I cleared my throat and took her hand from my arm as I turned. “Do you have any idea who might have murdered your mother and would wish your niece harm?”

“I wasn’t that good a daughter, and I haven’t been that good of an aunt. I should have kept closer track of Lana, but I’m afraid she’s a little headstrong. The whole Basque thing . . .”

“Basque thing?”

She placed a synthetic fingernail across a mouth I was sure wasn’t finished speaking. “I think she may have been involved with some political activities when she was over there at culinary school.” She said over there as though it were a venereal disease.

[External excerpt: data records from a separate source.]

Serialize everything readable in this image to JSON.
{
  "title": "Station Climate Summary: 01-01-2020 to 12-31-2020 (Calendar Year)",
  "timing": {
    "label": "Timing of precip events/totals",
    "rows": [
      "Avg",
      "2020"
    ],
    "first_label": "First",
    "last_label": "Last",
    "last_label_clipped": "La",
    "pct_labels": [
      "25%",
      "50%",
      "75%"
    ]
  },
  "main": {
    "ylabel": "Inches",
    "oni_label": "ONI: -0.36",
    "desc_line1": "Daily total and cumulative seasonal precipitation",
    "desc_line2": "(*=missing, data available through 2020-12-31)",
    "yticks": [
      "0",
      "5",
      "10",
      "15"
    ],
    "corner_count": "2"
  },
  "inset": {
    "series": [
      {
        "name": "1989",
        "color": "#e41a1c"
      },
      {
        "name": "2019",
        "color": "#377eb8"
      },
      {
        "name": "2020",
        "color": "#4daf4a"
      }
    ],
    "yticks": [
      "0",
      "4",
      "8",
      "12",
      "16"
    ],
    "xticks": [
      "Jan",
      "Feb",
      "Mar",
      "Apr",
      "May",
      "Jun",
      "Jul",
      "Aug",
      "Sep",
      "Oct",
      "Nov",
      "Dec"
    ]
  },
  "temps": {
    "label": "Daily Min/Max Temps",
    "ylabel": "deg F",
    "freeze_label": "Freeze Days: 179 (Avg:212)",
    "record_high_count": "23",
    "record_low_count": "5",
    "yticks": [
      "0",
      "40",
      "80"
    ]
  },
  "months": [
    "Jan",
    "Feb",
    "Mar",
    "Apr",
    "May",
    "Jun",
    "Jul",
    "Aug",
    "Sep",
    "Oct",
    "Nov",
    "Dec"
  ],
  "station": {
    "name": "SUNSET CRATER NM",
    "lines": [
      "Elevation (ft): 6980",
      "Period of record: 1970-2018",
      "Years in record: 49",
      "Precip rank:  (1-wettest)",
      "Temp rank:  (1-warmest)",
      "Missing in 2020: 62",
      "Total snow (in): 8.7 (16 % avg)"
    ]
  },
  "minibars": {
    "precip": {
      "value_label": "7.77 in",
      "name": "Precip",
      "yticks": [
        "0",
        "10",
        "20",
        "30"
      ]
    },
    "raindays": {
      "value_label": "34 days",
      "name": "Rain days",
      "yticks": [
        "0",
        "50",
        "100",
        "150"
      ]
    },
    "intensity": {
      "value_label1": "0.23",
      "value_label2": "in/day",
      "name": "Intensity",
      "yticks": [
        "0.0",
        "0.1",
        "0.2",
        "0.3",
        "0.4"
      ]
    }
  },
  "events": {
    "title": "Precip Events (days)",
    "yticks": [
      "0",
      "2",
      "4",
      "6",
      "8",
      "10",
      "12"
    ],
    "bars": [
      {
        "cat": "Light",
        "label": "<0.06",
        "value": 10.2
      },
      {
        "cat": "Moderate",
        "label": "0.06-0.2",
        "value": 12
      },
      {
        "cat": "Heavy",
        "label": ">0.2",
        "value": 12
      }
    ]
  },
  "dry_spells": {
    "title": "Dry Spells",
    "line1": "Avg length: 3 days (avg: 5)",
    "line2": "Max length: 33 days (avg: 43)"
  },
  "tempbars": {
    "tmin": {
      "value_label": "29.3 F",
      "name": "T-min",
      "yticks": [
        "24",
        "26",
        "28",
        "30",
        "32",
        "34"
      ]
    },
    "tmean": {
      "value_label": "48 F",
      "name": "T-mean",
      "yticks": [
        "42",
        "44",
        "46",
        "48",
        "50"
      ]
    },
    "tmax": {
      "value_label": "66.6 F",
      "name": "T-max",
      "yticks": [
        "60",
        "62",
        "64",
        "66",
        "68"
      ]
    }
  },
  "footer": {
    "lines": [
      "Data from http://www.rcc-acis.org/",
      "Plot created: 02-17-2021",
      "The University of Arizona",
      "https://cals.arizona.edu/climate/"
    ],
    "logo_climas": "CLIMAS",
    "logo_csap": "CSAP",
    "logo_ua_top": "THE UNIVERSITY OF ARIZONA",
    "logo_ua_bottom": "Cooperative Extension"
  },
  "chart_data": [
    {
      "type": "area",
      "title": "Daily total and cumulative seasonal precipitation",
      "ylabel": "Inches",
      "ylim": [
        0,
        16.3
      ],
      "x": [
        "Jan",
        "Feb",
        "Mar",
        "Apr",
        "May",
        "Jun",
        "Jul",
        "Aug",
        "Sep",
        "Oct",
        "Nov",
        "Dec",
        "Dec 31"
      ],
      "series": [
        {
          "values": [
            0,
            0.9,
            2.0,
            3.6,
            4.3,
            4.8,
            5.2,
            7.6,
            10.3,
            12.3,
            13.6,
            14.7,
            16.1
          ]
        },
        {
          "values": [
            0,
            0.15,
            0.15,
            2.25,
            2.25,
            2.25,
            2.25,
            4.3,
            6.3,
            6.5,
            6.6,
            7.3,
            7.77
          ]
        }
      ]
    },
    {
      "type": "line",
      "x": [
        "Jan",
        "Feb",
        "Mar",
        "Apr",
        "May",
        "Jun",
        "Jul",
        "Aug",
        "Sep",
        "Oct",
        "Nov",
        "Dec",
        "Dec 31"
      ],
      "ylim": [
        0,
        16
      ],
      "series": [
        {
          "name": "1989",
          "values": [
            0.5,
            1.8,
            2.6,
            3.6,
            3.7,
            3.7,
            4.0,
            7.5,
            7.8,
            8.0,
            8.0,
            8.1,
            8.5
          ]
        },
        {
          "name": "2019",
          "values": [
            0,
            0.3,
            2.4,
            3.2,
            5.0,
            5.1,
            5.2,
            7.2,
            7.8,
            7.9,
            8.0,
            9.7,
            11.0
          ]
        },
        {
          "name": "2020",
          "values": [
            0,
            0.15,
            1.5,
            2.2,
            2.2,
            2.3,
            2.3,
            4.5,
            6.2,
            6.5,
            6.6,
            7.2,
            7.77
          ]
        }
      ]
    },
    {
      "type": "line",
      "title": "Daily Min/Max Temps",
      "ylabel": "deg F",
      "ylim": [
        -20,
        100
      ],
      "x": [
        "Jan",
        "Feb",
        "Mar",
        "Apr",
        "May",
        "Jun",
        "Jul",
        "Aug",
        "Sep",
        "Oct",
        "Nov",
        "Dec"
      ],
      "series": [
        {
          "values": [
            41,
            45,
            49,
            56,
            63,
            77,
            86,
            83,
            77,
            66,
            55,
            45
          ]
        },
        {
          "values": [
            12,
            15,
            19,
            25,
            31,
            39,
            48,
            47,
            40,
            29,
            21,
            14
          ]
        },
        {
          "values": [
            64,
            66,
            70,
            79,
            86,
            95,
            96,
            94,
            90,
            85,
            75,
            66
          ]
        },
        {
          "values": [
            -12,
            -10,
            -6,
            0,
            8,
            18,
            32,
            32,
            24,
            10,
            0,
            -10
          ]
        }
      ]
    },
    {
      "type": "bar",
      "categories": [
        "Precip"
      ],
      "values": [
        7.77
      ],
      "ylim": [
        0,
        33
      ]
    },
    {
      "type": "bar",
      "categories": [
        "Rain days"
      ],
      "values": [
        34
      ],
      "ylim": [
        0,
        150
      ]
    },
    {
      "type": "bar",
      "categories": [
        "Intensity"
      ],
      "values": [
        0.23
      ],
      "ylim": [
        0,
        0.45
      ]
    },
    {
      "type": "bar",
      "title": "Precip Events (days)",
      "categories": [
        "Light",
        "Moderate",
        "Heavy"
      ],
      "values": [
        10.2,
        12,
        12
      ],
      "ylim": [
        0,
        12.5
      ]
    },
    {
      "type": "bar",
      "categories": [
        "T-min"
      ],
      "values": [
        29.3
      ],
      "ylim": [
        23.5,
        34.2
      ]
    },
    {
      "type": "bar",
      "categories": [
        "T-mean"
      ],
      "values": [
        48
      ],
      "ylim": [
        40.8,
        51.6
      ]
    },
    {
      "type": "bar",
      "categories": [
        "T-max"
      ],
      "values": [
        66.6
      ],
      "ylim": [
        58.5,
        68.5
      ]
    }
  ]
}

I tried hard to not roll my eyes. “Hmm . . . ETA?”

“Yes.” She clutched my hand with both of hers, and it was starting to seem more like a wrestling match than an interview. “I’m afraid that she might have gotten involved with some sordid characters while she was in Europe. It could be that they are interested in Mother’s money.”

“I see.” I let the dust settle on that one and tried to reconcile Lana as the naïve innocent with Lana the intriguing terrorist and couldn’t.

* * *

I went back to the office to see if Bill Wiltse had faxed the picture of Leo Gaskell, but Leo didn’t fit as Charlie Nurburn’s illegitimate mystery child. That child had been born in 1950, which meant he’d be in his midfifties. Leo Gaskell was in his thirties. But someone poisoned Mari Baroja, someone tried to kill Isaac, someone tried to bludgeon Lana Baroja to death, and someone had tried to kill Lucian.

Someone was killing everybody who knew or thought that Charlie Nurburn was dead. Maybe they thought that they could get money from Mari’s estate if Charlie could be shown to be alive. Illegitimate children could not inherit, but Cady had mentioned that in Wyoming a husband could claim half of an estate, even if he was not in a Will or Trust, as an elective share. Maybe they wanted him alive for that purpose and then they could kill him off and inherit?